Intuition, originality and hypotheses about the future are often the driving forces behind exploration. On the other hand, analysis, reasoning, historical data and mastery are the forces behind exploitation. Both approaches can create significant value, and both are important to the success of any business organization. However, organizations struggle to pursue both approaches simultaneously.
More often, an organization chooses to focus on exploitation, to the exclusion of exploration and to its own disadvantage. The solution is not to embrace the randomness of intuitive thinking and avoid analytical thinking completely. The solution lies in the organization embracing both approaches, turn away from the false certainty of the past, and instead peer into a mystery to ask what could be.
In other words, balance exploration and exploitation, invention of business and business administration, and originality and mastery.
Finance plays a critical role in helping the business achieve efficiencies, redeploy the savings and redirect freed-up resources towards exploration of new opportunities.
Building design into finance
As design thinking is frequently associated with marketing and product development, finance is deemed an unlikely place to apply design thinking principles. However, design thinking can be applied to the finance function in every organization. The key is to identify and define the customers clearly and approach their needs empathetically.
Unlike the marketing function which focuses its efforts on external customers, finance’s efforts are focused on meeting the needs of its internal customers. To elevate design thinking in finance, the function should think differently about its structures, its processes, and its cultural norms.

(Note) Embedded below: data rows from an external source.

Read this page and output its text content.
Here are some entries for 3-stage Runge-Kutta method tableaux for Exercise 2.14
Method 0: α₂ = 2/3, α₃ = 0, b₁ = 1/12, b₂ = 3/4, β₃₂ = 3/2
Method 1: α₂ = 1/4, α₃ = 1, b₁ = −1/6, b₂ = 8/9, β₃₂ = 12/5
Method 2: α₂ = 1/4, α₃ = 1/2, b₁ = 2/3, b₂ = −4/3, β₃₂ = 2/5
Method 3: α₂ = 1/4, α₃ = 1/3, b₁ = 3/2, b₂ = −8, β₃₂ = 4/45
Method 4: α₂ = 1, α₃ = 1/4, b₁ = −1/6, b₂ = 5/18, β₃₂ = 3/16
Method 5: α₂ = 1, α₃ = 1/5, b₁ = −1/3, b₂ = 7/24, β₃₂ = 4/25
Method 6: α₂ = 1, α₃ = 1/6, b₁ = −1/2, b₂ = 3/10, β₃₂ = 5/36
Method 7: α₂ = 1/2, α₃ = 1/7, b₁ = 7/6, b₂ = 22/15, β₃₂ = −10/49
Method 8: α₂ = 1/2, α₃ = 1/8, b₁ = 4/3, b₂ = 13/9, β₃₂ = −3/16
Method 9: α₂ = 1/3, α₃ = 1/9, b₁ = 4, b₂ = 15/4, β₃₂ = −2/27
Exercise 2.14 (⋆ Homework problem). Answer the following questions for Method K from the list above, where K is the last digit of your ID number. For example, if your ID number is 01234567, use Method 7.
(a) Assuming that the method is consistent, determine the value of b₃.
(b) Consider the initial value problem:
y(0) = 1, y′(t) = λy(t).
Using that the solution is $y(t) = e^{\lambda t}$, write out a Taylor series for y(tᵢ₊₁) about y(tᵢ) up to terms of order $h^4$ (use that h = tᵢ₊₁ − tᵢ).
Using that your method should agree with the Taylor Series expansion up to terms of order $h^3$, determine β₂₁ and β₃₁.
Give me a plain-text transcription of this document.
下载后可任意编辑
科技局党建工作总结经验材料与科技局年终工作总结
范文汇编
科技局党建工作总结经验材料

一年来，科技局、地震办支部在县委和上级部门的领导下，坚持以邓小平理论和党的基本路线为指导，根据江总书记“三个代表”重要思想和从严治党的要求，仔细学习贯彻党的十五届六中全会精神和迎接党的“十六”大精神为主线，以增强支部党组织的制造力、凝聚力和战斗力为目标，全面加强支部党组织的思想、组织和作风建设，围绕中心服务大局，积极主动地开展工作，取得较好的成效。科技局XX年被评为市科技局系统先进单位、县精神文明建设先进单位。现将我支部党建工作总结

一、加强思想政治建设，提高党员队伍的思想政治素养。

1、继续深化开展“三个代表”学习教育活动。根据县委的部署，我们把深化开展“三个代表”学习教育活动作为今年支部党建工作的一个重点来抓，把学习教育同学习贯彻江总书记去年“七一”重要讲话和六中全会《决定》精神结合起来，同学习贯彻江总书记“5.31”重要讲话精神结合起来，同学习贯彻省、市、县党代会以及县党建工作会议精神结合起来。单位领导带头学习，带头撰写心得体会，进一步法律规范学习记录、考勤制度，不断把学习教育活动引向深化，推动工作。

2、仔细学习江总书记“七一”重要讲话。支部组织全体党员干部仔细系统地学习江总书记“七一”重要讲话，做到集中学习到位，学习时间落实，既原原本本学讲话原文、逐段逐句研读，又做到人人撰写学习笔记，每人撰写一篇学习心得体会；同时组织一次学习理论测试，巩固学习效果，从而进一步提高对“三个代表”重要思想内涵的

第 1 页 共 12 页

Quite a number of finance organizations are organized around ongoing, permanent tasks. Roles are firmly defined, with clear responsibilities and reward incentives linked tightly to those individual responsibilities. The problem with such a structure is that it discourages employees to see the bigger picture. Individuals employees see their work as own territory to be protected by all means.
There is little to none collaboration. It’s all about “my responsibilities,” not “our responsibilities.” As a result, individuals limit their focus to those individual responsibilities, refining and perfecting outputs before sharing a complete final product with others. This can be routine production of monthly reports.
In contrast, designers are accustomed to working collaboratively with adhoc teams and clearly defined goals in a projected-oriented environment. Rather than waiting until the outcome is right, designers expose their clients to a series of prototypes that improve with each iteration.
Considering that finance business partnering extends beyond traditional month-end reporting tasks and involves working on various business related projects, sharing performance insights and creating value, CFOs should therefore foster a culture that supports project-based work and explicitly make it clear that working on a project is no less important or rewarded than running a business segment.
It is therefore imperative that finance business partners acquire design thinking capabilities that can help them develop a detailed and holistic understanding of their internal customers’ needs and frustrations, and serve them better by formulating and recommending creative and actionable solutions that deliver the desired outcomes.
Equally important too is having the courage to elicit feedback from business partners, develop mastery of the value proposition model and deliver improved solutions.
Rather than immortalizing the past, the focus should be on creating and influencing the future.